第1話

文字数 1,304文字

ある山にキツネの姉妹が住んでいました。
姉のキツネはとても心配症で いつも何かしらの不安を抱えていました。

隠して置いた餌はまだ食べられるかしら?
お腹を壊さないかしら?
この道はいつもの道とは違う道なんじゃない?
最近、毛並みに艶がなくなったみたい 病気?
鷲が私達を狙っているかもしれないと
警戒しすぎて なかなか目的地に着かない事も
ありました。
そんな姉キツネを、妹キツネはいつもケラケラ
笑いながら見ていました。
「本当にお姉ちゃんは心配性ね、何をそんなに
心配しているの?1度だって危険な目にあった事なんてないのに」と言っても
「いつどんな悪い事が起こるか どんな危険な目にあうか その怖さをあんたは、まだ知らないのよ」と妹を一喝!
心配性が治る気配はありませんでした。
大笑いしたり ケンカしたり 慰め合ったり
助けあいながら仲良しキツネの姉妹は山で静かに
暮らしていました。

今年も妹キツネの大好きな冬がやってきました。
妹キツネは起きると すぐ巣穴を飛び出し
雪の原へ一直線です。
反対に姉キツネは寒さが大嫌い。
近くで遊ぶと約束をした妹キツネの 
楽しそうな声を聞きながら 巣穴でのんびりと
丸くなっている日々でした。
妹キツネは、降り積もった雪の上や雪の中を
潜ったり転げ回ったり1人遊びに夢中です。
毛に雪玉がゴロゴロ付いていたってお構いなし、雪玉お化けだぞーなどと姉キツネを驚かせては、きゃっきゃっきゃっきゃっと大笑い
姉キツネに怒られる事を楽しんでいました。

ある日 妹キツネが巣穴に戻ってくると
コホコホと咳をしていました。
「どうしたの?」
「ちょっと遊び過ぎたみたい、頭が痛くて
 喉も痛いの」と元気がありません。
最近、少し落ち着いていた姉キツネの
心配性が一気に大爆発!!!
大変!大変よ!大変じゃない!
病気よね。絶対病気よね。
どうしたらいいの。
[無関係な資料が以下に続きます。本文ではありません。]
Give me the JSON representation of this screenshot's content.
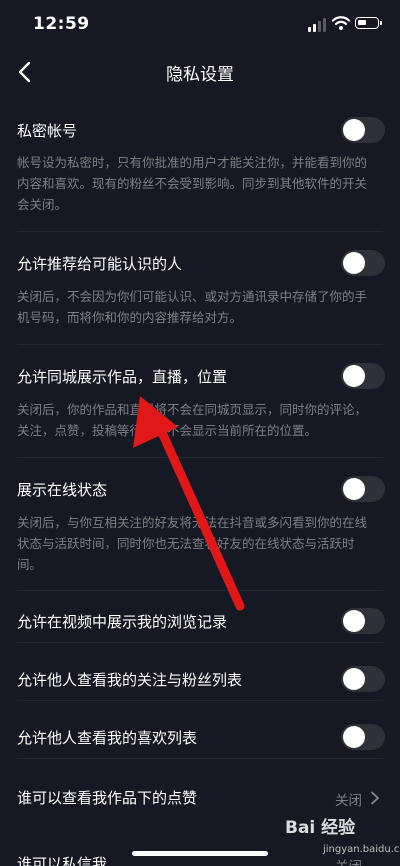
{
  "status_bar": {
    "time": "12:59"
  },
  "nav": {
    "title": "隐私设置"
  },
  "settings": [
    {
      "title": "私密帐号",
      "desc": "帐号设为私密时，只有你批准的用户才能关注你，并能看到你的内容和喜欢。现有的粉丝不会受到影响。同步到其他软件的开关会关闭。",
      "enabled": false
    },
    {
      "title": "允许推荐给可能认识的人",
      "desc": "关闭后，不会因为你们可能认识、或对方通讯录中存储了你的手机号码，而将你和你的内容推荐给对方。",
      "enabled": false
    },
    {
      "title": "允许同城展示作品，直播，位置",
      "desc": "关闭后，你的作品和直播将不会在同城页显示，同时你的评论，关注，点赞，投稿等行为也不会显示当前所在的位置。",
      "enabled": false
    },
    {
      "title": "展示在线状态",
      "desc": "关闭后，与你互相关注的好友将无法在抖音或多闪看到你的在线状态与活跃时间，同时你也无法查看好友的在线状态与活跃时间。",
      "enabled": false
    },
    {
      "title": "允许在视频中展示我的浏览记录",
      "enabled": false
    },
    {
      "title": "允许他人查看我的关注与粉丝列表",
      "enabled": false
    },
    {
      "title": "允许他人查看我的喜欢列表",
      "enabled": false
    },
    {
      "title": "谁可以查看我作品下的点赞",
      "value": "关闭"
    },
    {
      "title": "谁可以私信我",
      "value": "关闭"
    }
  ],
  "watermark": {
    "brand": "Bai 经验",
    "url": "jingyan.baidu.com"
  },
  "colors": {
    "background": "#161823",
    "annotation_arrow": "#e01818",
    "toggle_off": "#2f3038"
  },
  "icons": {
    "back": "chevron-left-icon",
    "more": "chevron-right-icon",
    "annotation": "red-arrow-icon"
  }
}
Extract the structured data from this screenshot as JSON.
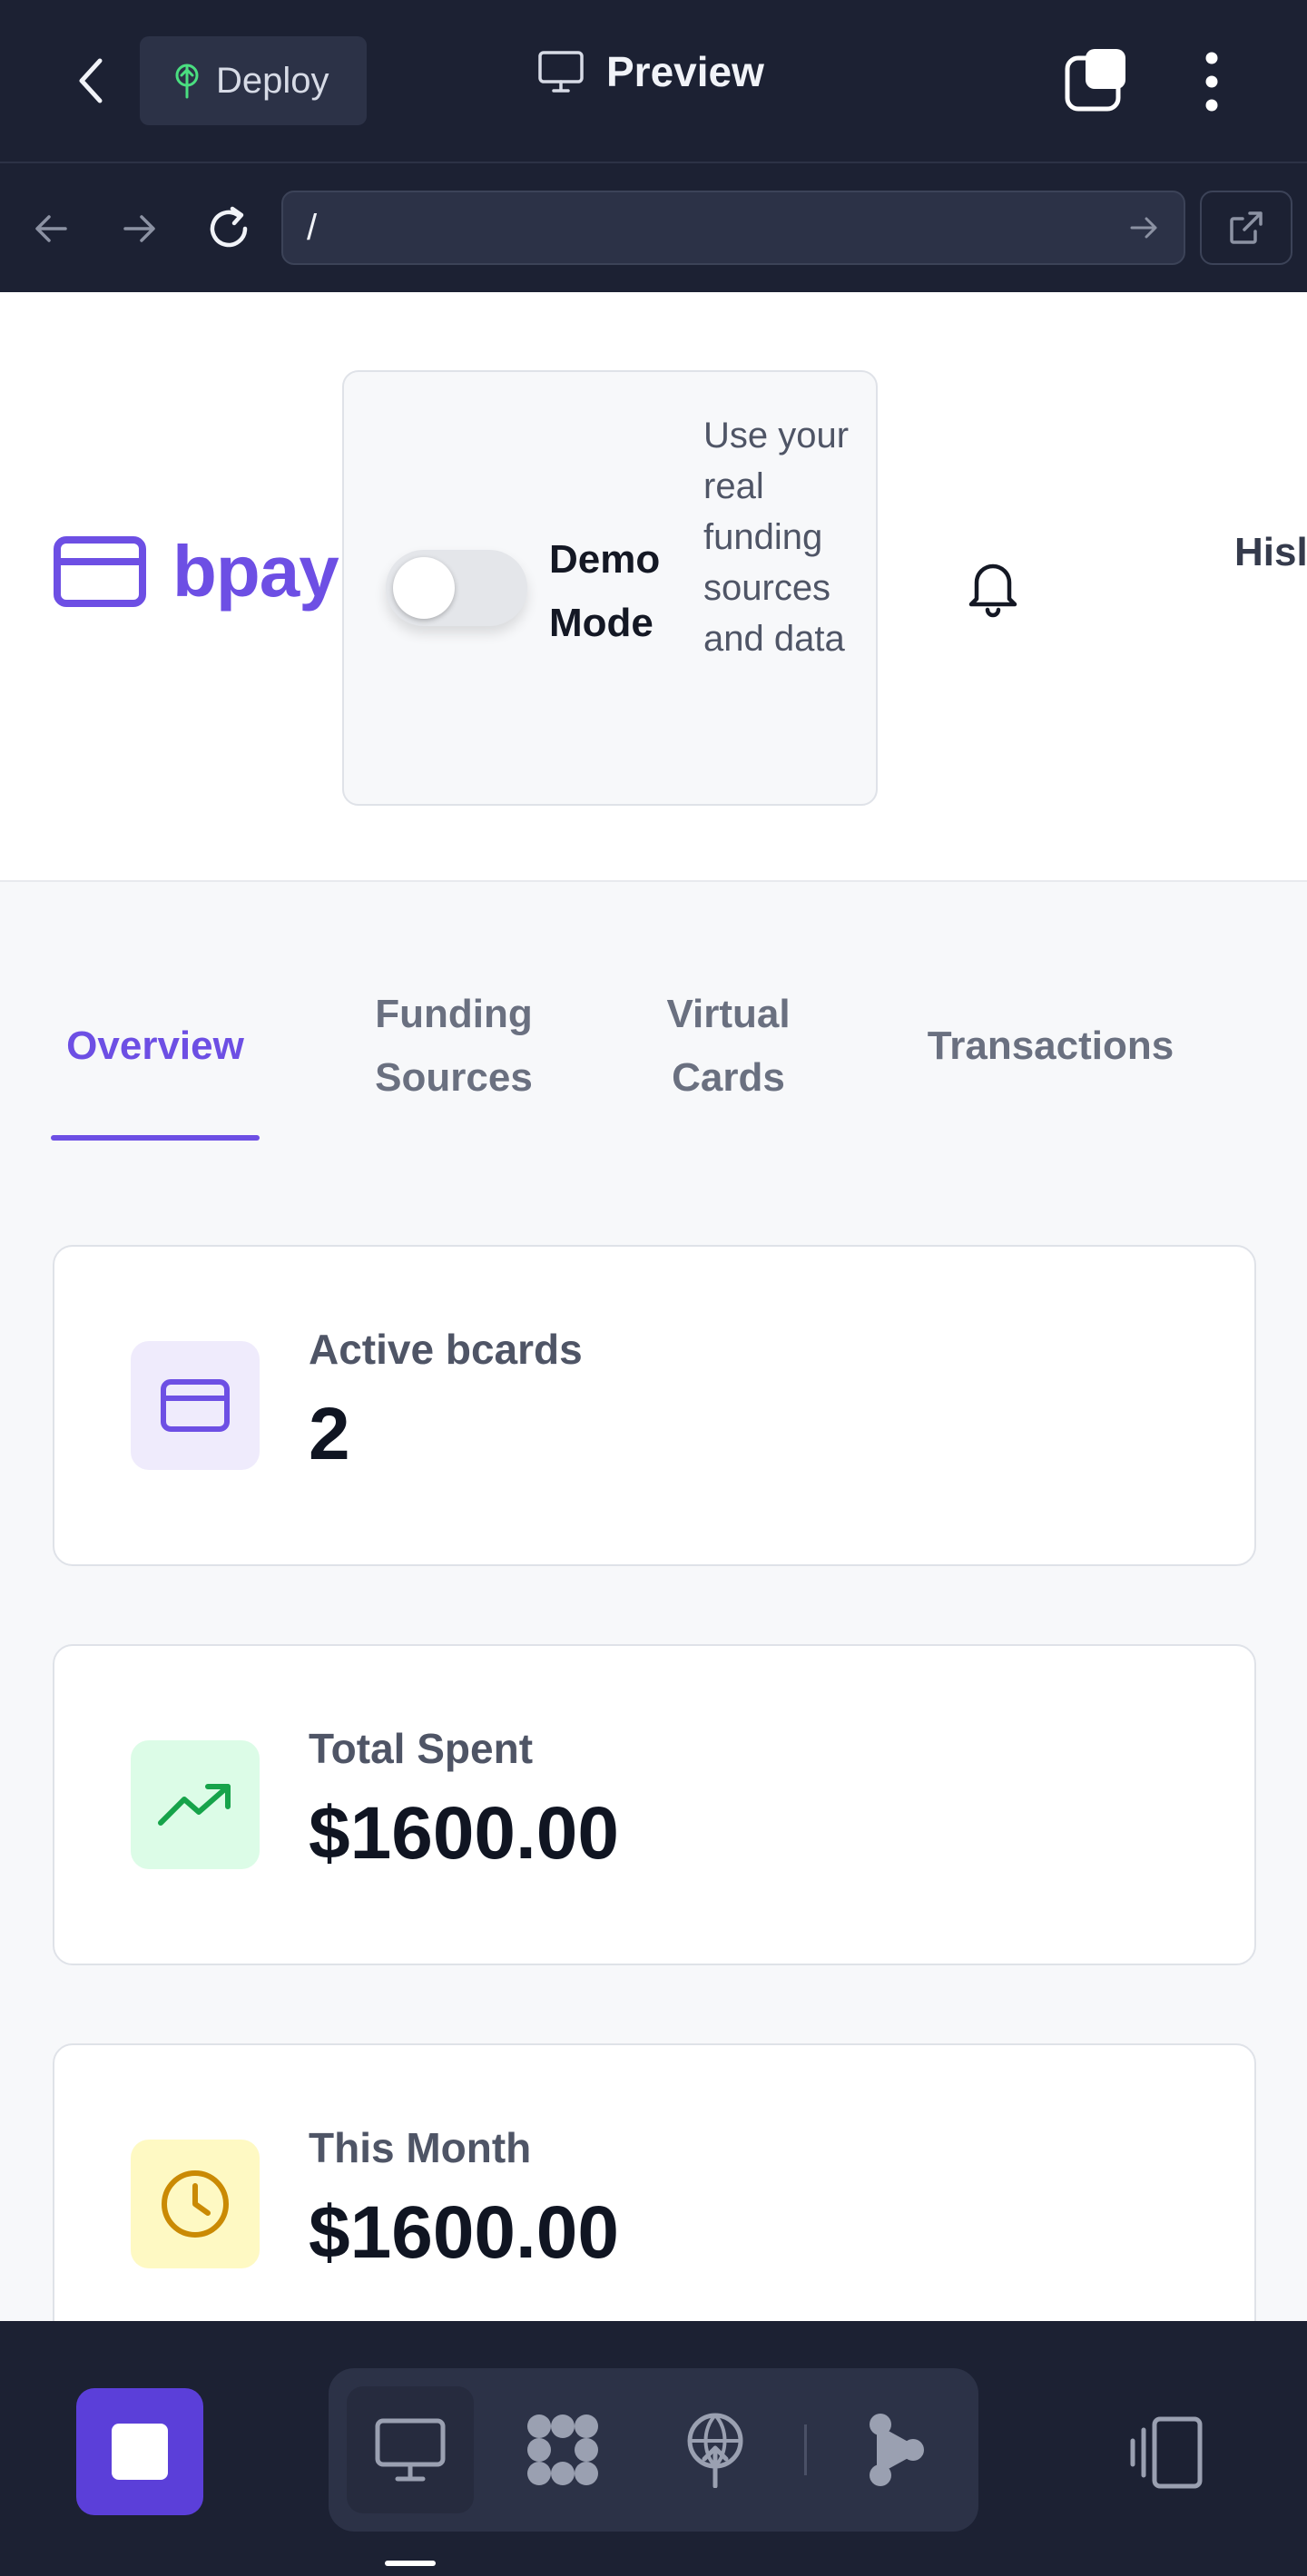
{
  "toolbar": {
    "deploy_label": "Deploy",
    "preview_label": "Preview"
  },
  "browser": {
    "url": "/"
  },
  "app": {
    "brand": "bpay",
    "demo_mode": {
      "label": "Demo Mode",
      "description": "Use your real funding sources and data",
      "enabled": false
    },
    "user_text": "Hisl Bala"
  },
  "tabs": [
    {
      "label": "Overview",
      "active": true
    },
    {
      "label": "Funding Sources",
      "active": false
    },
    {
      "label": "Virtual Cards",
      "active": false
    },
    {
      "label": "Transactions",
      "active": false
    }
  ],
  "stats": [
    {
      "label": "Active bcards",
      "value": "2",
      "icon": "credit-card-icon",
      "color": "#6d4fe4",
      "bg": "#efebfc"
    },
    {
      "label": "Total Spent",
      "value": "$1600.00",
      "icon": "trending-up-icon",
      "color": "#16a34a",
      "bg": "#dcfce7"
    },
    {
      "label": "This Month",
      "value": "$1600.00",
      "icon": "clock-icon",
      "color": "#ca8a04",
      "bg": "#fef9c3"
    }
  ],
  "colors": {
    "accent": "#6d4fe4",
    "chrome": "#1c2133",
    "chrome_surface": "#2c3247"
  }
}
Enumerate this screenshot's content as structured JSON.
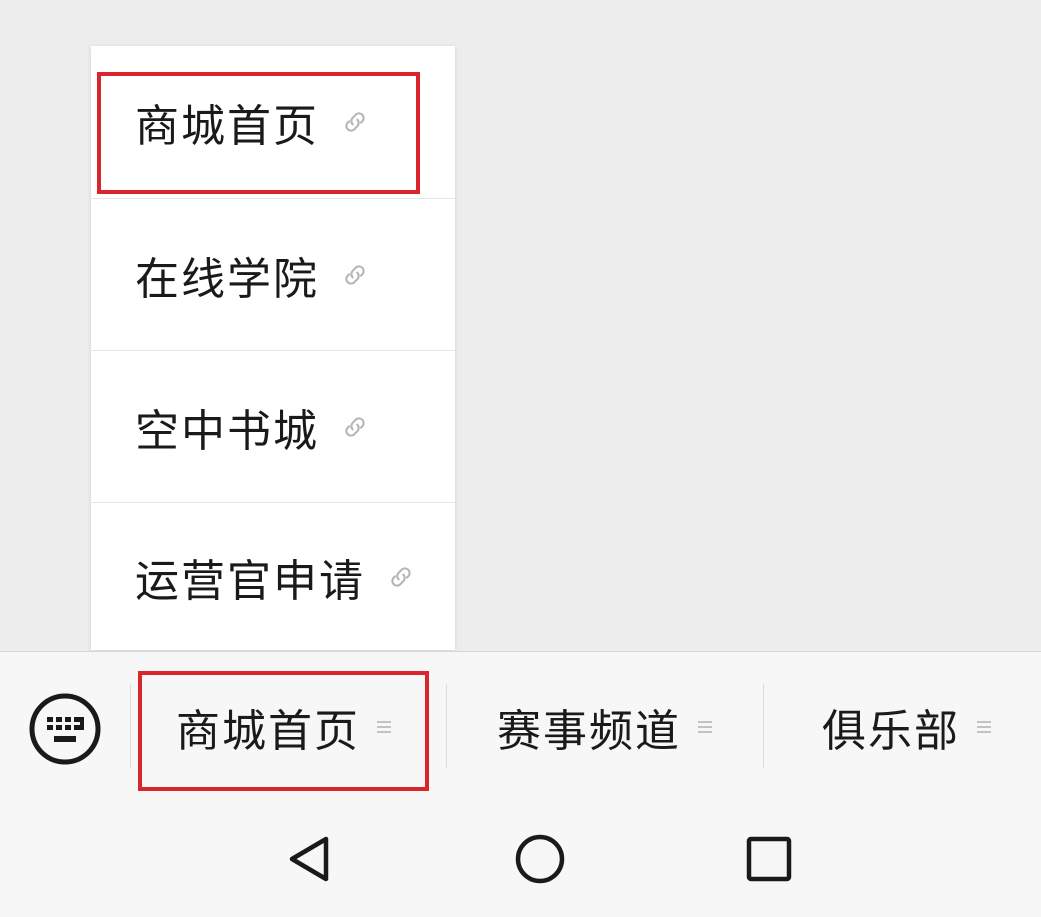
{
  "popup_menu": {
    "items": [
      {
        "label": "商城首页",
        "icon": "link-icon"
      },
      {
        "label": "在线学院",
        "icon": "link-icon"
      },
      {
        "label": "空中书城",
        "icon": "link-icon"
      },
      {
        "label": "运营官申请",
        "icon": "link-icon"
      }
    ]
  },
  "menu_bar": {
    "keyboard_icon": "keyboard-icon",
    "tabs": [
      {
        "label": "商城首页",
        "icon": "menu-lines-icon"
      },
      {
        "label": "赛事频道",
        "icon": "menu-lines-icon"
      },
      {
        "label": "俱乐部",
        "icon": "menu-lines-icon"
      }
    ]
  },
  "nav_bar": {
    "buttons": [
      "back-icon",
      "home-icon",
      "recents-icon"
    ]
  },
  "colors": {
    "highlight": "#d9262c",
    "background": "#ededed",
    "bar_background": "#f7f7f7",
    "text": "#1a1a1a",
    "icon_gray": "#b5b5b5"
  }
}
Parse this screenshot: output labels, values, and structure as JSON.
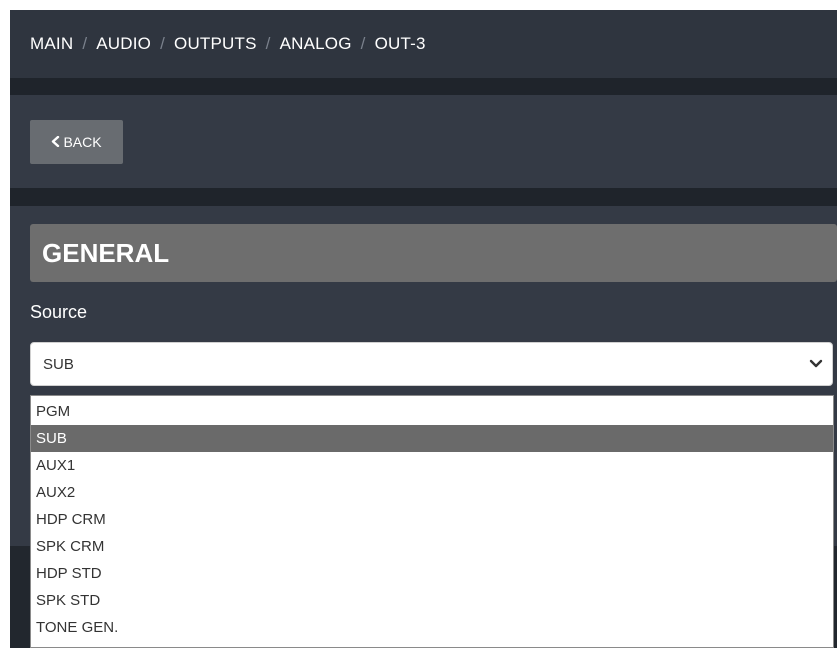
{
  "breadcrumb": {
    "items": [
      "MAIN",
      "AUDIO",
      "OUTPUTS",
      "ANALOG"
    ],
    "current": "OUT-3",
    "separator": "/"
  },
  "toolbar": {
    "back_label": "BACK"
  },
  "general": {
    "title": "GENERAL",
    "source_label": "Source",
    "source_value": "SUB",
    "options": [
      "PGM",
      "SUB",
      "AUX1",
      "AUX2",
      "HDP CRM",
      "SPK CRM",
      "HDP STD",
      "SPK STD",
      "TONE GEN."
    ],
    "selected_option": "SUB"
  },
  "colors": {
    "panel": "#343a45",
    "breadcrumb_bar": "#2f353f",
    "header_bg": "#6e6e6e",
    "selected_option_bg": "#6a6a6a"
  }
}
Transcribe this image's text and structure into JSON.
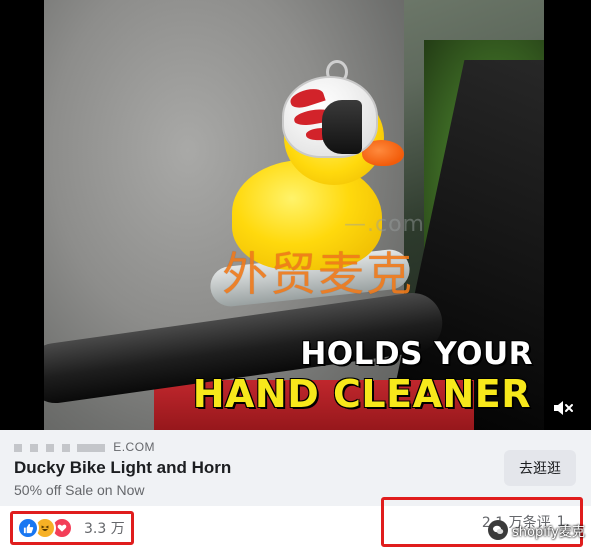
{
  "video": {
    "overlay_line1": "HOLDS YOUR",
    "overlay_line2": "HAND CLEANER",
    "watermark": "外贸麦克",
    "faint_watermark": "—.com",
    "mute_icon": "speaker-muted-icon",
    "overlay_colors": {
      "line1": "#ffffff",
      "line2": "#f7e81b",
      "watermark": "#f07a1a"
    }
  },
  "link_card": {
    "domain": "E.COM",
    "title": "Ducky Bike Light and Horn",
    "subtitle": "50% off Sale on Now",
    "cta_label": "去逛逛"
  },
  "reactions": {
    "icons": [
      "like-icon",
      "haha-icon",
      "love-icon"
    ],
    "count": "3.3 万",
    "colors": {
      "like": "#1877f2",
      "haha": "#f7b125",
      "love": "#f33e58"
    }
  },
  "stats": {
    "comments": "2.1 万条评",
    "shares": "1.",
    "badge": "shopify麦克"
  },
  "highlight_color": "#e01d1d"
}
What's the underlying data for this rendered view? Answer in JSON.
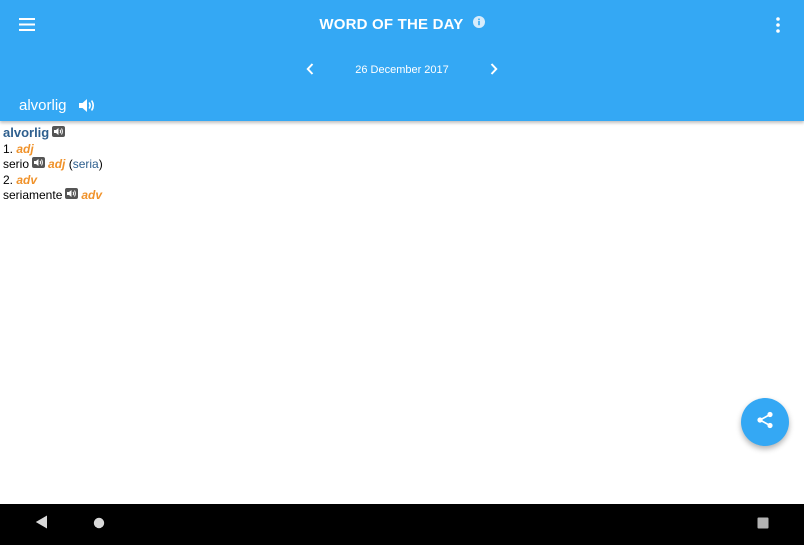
{
  "appbar": {
    "title": "WORD OF THE DAY",
    "date": "26 December 2017",
    "word": "alvorlig"
  },
  "entry": {
    "headword": "alvorlig",
    "senses": [
      {
        "number": "1.",
        "pos": "adj",
        "translation": "serio",
        "translation_pos": "adj",
        "open": "(",
        "feminine": "seria",
        "close": ")"
      },
      {
        "number": "2.",
        "pos": "adv",
        "translation": "seriamente",
        "translation_pos": "adv"
      }
    ]
  },
  "colors": {
    "primary": "#34a8f4",
    "headword": "#2e5f8e",
    "pos": "#f0922a",
    "navbar": "#000000"
  },
  "icons": [
    "menu-icon",
    "info-icon",
    "more-vert-icon",
    "chevron-left-icon",
    "chevron-right-icon",
    "speaker-icon",
    "share-icon",
    "back-triangle-icon",
    "home-circle-icon",
    "recents-square-icon"
  ]
}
どうしたらいいのよー
こんな事はじめてだわーー
隣で、コホコホと咳をしながら丸くなって
いる妹キツネを見ながら、
姉キツネはこの世の終わりのように頭を抱え
天を見上げていました。
「お姉ちゃん落ち着いて しばらく外には出ないから おとなしくしていたらよくなると思うから」
妹キツネは姉キツネを心配させない様に
落ち着いて話しをしました。

でも、次の日もその次の日も妹キツネの容態は
よくなりません。
それどころか、熱がどんどん上がって苦しそうです。
姉キツネはどうしたらいいのか解らず
オロオロと天を仰ぎ祈っていました。
神様 妹を連れて行かないでください。

妹を助けるには 妹を助けるにはと
泣きながら考えていました。
そしてある日
助ける手立てをようやく思いついたのです。
それは心配性の姉キツネが考えたとは
とうてい思えない事でした。
山を降りて人間の町へ行き 薬を貰ってくるしかないと結論を出したのです。
仲間に聞いた話しでは人間は恐ろしい生き物で キツネを殺したりするそうです。
でも上手い事 化けて人間から欲しい物を頂いて来たと自慢げに話している仲間もいました。
妹キツネを助けなきゃ!祈ってる場合じゃない。
どうしても自分が人間に化けて薬屋で薬を貰ってくるしかない!
決心した姉キツネの体は雪の中にいるようにブルブルと震えていました。